Wednesday, May 5, 2010

"Every child is an artist.  The problem is how to remain an artist once he grows up." - Pablo Picasso

Creativity is something that needs to be nurtured and prodded into being. But it is also something that everyone can have.  Why is it that some children think they can't be creative?  When did realistic drawing become the only "good" drawing?  Obviously it is not, or people like Mondrian and Jackson Pollack would never have become famous.  But it is something children too often believe.  

 Peter Reynolds has an excellent book entitled "The Dot".  In it, a little girl doesn't think she can draw.  Her teacher encourages her to just make a mark, so she does.  It's one small dot on the page.  Then this brilliant educator tells her to sign her work and proceeds to post the drawing on the wall.  This encourages the student into believing she is creative.

As an art teacher, I never understood the concept of writing your name on the back of your work.  You should always sign the front.  Be proud of the effort, even if you are not satisfied with the result.  I can guarantee that most artists are seldom 100% satisfied with their work.

Children can see the art in everything, up until their vision is discounted. Is there something adults say to them to squash their notions of expression?    

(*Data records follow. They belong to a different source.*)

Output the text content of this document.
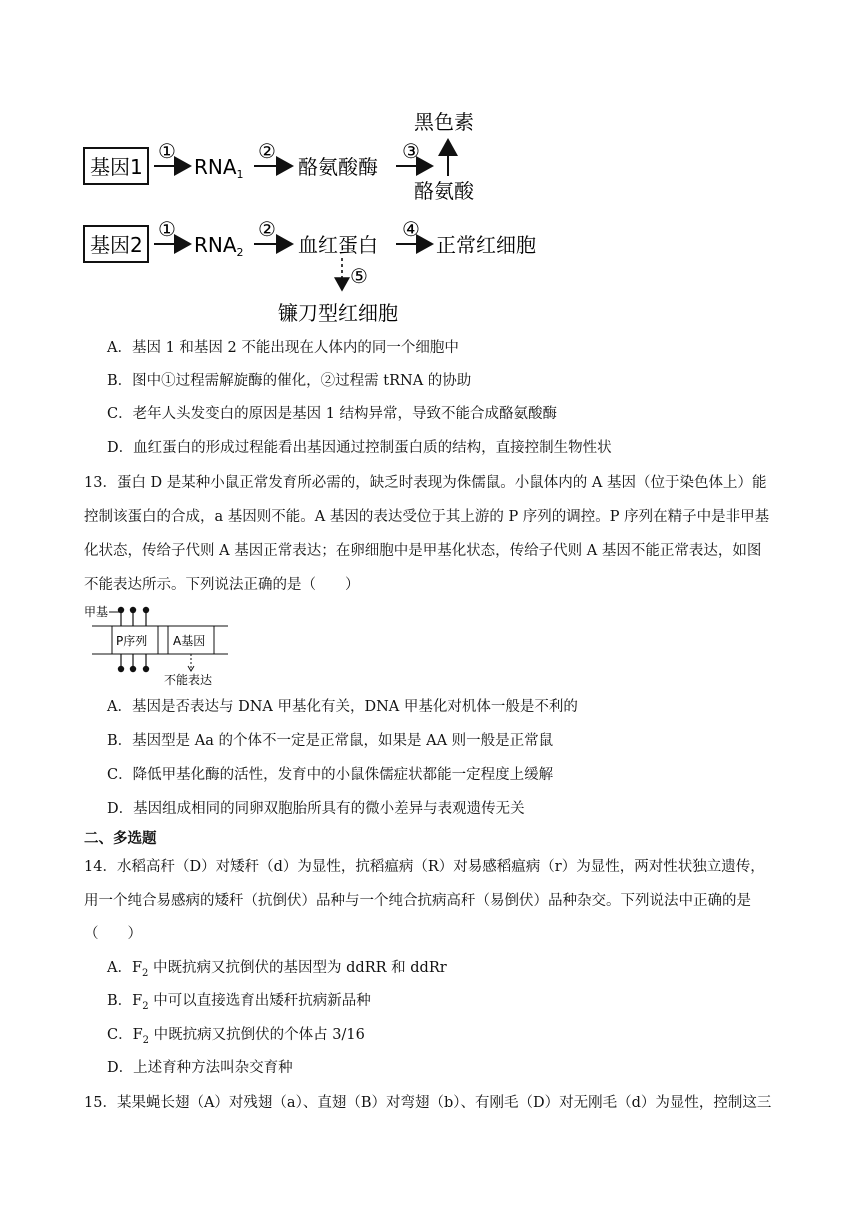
基因1
①
$RNA_1$
②
酪氨酸酶
③
黑色素
酪氨酸
基因2
①
$RNA_2$
②
血红蛋白
④
正常红细胞
⑤
镰刀型红细胞
A．基因 1 和基因 2 不能出现在人体内的同一个细胞中
B．图中①过程需解旋酶的催化，②过程需 tRNA 的协助
C．老年人头发变白的原因是基因 1 结构异常，导致不能合成酪氨酸酶
D．血红蛋白的形成过程能看出基因通过控制蛋白质的结构，直接控制生物性状
13．蛋白 D 是某种小鼠正常发育所必需的，缺乏时表现为侏儒鼠。小鼠体内的 A 基因（位于染色体上）能
控制该蛋白的合成，a 基因则不能。A 基因的表达受位于其上游的 P 序列的调控。P 序列在精子中是非甲基
化状态，传给子代则 A 基因正常表达；在卵细胞中是甲基化状态，传给子代则 A 基因不能正常表达，如图
不能表达所示。下列说法正确的是（　　）
甲基
P序列 A基因
不能表达
A．基因是否表达与 DNA 甲基化有关，DNA 甲基化对机体一般是不利的
B．基因型是 Aa 的个体不一定是正常鼠，如果是 AA 则一般是正常鼠
C．降低甲基化酶的活性，发育中的小鼠侏儒症状都能一定程度上缓解
D．基因组成相同的同卵双胞胎所具有的微小差异与表观遗传无关
二、多选题
14．水稻高秆（D）对矮秆（d）为显性，抗稻瘟病（R）对易感稻瘟病（r）为显性，两对性状独立遗传，
用一个纯合易感病的矮秆（抗倒伏）品种与一个纯合抗病高秆（易倒伏）品种杂交。下列说法中正确的是
（　　）
A．$F_2$ 中既抗病又抗倒伏的基因型为 ddRR 和 ddRr
B．$F_2$ 中可以直接选育出矮秆抗病新品种
C．$F_2$ 中既抗病又抗倒伏的个体占 3/16
D．上述育种方法叫杂交育种
15．某果蝇长翅（A）对残翅（a）、直翅（B）对弯翅（b）、有刚毛（D）对无刚毛（d）为显性，控制这三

So, take my word for it:  Art does not equal realistic drawings.  While they may be art, there are so many other things that are also art.  Take a look at your grandmother's quilt.  Check out the weaving of an oriental rug.  Look at the pattern on your china.  Closely examine a piece of handmade paper. But creativity is not just in producing things that may be considered works of art either. See the shapes in the clouds and the colors in the morning sky.  Compare two stones from the stream to see their likes and differences.  Creativity is in your mind's eye.  Creativity comes in appreciating the unique qualities of things, including a child's crayon drawing.